Abstract Panel


Authors Information
SequenceTypeName TitleFirst NameLast NameDepartmentInstitute / Affiliation
1 Author Dr. Sanchari Mukhopadhyay Centre for Budget and Governance Accountability Policy Analyst
Abstract Information
TrackID
:
IUAES23_ABS_X9236
Abstract Theme
:
P085 - Migration and Rights in Urbanization Processes
Abstract Title
:
Negotiating Marginalities and Everyday Struggle to Earn a Right to the City-Space: Sense of Place and Networking of the Migrants in Peri-Urban India
Short Abstract
:
The paper explores the pathways of citizenship for migrants that are complex and multidimensional. In context of the metropolitan cities of India, it investigates into the range of strategies they use to negotiate and extend their citizenship rights, including personal networking, engaging with local politicians, and participating in protests. It further delves into the role of political and social institutions that may play a critical role in shaping the pathways of citizenship-rights involving continuous negotiation.
Long Abstract
:

The present paper explores the pathways of citizenship for migrants in the context of the metropolitan cities of India. With the onset of neoliberalisation, urban migration has increased manifold in India and it is very recently that their ‘existence’ has actually came to light owing to the enormity of the pandemic covid-19. The article focuses on the political and social strategies employed by migrants to attain and extend their rights of citizenship and the way they navigate through the complex system of citizenship in the country which is predominately class dependent. It aims to investigate how migrants use networking as a strategy to extend their citizenship rights highlighting that citizenship is not just a legal status, but also a social and political concept that is continuously negotiated and contested in an urban setting. Although recent research has emphasised the importance of networks in shaping and sustaining migration, there are very few that explain how these networks work within the institutional system and how they vary across various levels of migration flows and across policy contexts.

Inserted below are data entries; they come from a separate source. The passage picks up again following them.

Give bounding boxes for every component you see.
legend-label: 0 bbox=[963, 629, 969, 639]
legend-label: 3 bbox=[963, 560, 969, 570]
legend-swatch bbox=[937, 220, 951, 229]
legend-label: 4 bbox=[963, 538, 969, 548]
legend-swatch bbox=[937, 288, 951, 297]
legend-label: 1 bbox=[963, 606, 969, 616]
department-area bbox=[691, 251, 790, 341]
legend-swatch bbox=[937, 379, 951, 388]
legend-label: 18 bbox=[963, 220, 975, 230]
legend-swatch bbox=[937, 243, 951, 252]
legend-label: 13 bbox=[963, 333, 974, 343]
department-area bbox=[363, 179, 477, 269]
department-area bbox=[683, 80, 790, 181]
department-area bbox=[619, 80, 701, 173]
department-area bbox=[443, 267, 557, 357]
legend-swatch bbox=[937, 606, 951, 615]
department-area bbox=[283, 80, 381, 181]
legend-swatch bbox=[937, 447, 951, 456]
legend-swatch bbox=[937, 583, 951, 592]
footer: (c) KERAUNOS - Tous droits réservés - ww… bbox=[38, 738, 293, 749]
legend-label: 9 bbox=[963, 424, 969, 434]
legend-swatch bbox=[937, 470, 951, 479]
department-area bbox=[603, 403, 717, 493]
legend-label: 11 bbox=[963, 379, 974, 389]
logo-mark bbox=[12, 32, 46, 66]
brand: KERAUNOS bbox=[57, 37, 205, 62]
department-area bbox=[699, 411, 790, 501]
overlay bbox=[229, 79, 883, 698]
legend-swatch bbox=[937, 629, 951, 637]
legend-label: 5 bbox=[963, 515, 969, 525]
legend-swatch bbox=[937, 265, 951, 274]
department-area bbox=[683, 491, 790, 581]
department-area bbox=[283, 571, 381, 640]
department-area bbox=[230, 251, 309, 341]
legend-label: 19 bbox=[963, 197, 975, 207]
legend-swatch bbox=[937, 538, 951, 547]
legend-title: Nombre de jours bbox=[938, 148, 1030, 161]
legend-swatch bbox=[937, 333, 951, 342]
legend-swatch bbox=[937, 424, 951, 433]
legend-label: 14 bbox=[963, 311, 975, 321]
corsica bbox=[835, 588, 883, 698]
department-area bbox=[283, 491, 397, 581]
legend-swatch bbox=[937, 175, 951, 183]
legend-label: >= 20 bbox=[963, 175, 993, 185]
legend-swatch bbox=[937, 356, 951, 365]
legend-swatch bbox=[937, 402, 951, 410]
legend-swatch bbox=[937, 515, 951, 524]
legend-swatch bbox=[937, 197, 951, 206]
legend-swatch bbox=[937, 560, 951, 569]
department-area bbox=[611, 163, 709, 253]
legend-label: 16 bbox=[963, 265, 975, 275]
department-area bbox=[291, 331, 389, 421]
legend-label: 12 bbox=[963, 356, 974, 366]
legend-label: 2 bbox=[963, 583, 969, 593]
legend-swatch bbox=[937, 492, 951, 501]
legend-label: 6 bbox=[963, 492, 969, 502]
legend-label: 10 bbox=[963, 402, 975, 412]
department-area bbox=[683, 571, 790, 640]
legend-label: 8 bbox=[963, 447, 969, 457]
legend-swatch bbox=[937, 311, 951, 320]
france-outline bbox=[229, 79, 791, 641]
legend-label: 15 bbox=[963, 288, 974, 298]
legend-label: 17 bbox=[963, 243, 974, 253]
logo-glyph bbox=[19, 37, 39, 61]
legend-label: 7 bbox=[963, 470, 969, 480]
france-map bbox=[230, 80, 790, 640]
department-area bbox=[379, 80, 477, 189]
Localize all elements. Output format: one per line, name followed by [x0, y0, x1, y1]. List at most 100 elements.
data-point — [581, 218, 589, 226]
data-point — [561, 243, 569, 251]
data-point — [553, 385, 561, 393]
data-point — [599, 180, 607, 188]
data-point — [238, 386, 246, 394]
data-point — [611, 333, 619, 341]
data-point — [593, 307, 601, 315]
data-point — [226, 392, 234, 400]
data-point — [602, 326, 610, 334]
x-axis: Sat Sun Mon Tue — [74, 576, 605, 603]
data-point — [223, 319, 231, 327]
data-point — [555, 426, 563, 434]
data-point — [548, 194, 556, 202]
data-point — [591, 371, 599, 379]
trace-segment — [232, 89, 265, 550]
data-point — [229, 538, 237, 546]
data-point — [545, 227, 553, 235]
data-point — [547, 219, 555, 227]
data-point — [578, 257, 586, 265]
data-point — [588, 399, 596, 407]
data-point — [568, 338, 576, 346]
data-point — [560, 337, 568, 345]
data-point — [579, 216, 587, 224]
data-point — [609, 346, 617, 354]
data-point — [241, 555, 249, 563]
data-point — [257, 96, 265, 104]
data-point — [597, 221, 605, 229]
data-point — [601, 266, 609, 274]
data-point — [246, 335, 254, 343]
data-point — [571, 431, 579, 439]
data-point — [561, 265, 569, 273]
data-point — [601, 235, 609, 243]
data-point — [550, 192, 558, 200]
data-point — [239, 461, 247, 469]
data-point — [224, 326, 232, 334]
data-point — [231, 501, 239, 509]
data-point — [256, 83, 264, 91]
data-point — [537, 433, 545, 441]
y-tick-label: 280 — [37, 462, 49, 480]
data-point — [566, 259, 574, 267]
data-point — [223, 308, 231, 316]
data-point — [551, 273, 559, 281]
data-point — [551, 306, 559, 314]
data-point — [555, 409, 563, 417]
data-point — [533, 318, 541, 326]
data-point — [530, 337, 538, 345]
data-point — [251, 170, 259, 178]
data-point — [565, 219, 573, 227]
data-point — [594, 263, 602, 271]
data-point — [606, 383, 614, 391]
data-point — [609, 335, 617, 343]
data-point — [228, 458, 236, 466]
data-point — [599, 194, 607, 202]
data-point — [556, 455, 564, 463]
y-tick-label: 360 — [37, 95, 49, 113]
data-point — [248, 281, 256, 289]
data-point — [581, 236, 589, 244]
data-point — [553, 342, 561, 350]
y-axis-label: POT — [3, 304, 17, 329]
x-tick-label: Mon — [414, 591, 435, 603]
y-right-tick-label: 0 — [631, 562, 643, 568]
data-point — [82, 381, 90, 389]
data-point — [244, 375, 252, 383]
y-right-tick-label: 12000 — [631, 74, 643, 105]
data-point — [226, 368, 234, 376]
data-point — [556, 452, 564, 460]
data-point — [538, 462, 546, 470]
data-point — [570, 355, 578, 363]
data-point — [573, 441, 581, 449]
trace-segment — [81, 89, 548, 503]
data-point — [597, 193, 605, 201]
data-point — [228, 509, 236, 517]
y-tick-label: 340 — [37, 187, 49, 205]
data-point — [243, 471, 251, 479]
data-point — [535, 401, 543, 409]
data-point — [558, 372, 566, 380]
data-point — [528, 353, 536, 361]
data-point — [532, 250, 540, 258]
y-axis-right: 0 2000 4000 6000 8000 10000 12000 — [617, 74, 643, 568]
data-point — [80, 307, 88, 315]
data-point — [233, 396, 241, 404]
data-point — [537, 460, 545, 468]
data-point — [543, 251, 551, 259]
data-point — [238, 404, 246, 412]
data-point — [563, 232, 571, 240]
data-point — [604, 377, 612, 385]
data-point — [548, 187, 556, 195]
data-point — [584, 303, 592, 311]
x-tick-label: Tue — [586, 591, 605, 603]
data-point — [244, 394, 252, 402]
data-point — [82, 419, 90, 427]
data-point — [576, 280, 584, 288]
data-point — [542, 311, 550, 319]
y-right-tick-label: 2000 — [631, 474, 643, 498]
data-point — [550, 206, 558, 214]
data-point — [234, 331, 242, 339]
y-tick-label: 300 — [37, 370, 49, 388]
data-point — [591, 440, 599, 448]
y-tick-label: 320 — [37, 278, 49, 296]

Methodologically, both qualitative and quantitative survey methods have been employed to study the lived experience of the migrant workers in the peri-urban areas where specific emphasis on the photographic images of the city offered additional meanings to the textual understanding of the relationship between the migrants and the urban. The combination of participatory visual methods with a traditional ethnographic approach made it possible to understand ‘urban’ from a different perspective while the juxtaposition of photographs with text is expected to open-up new arenas to the epistemological foundation of migration studies.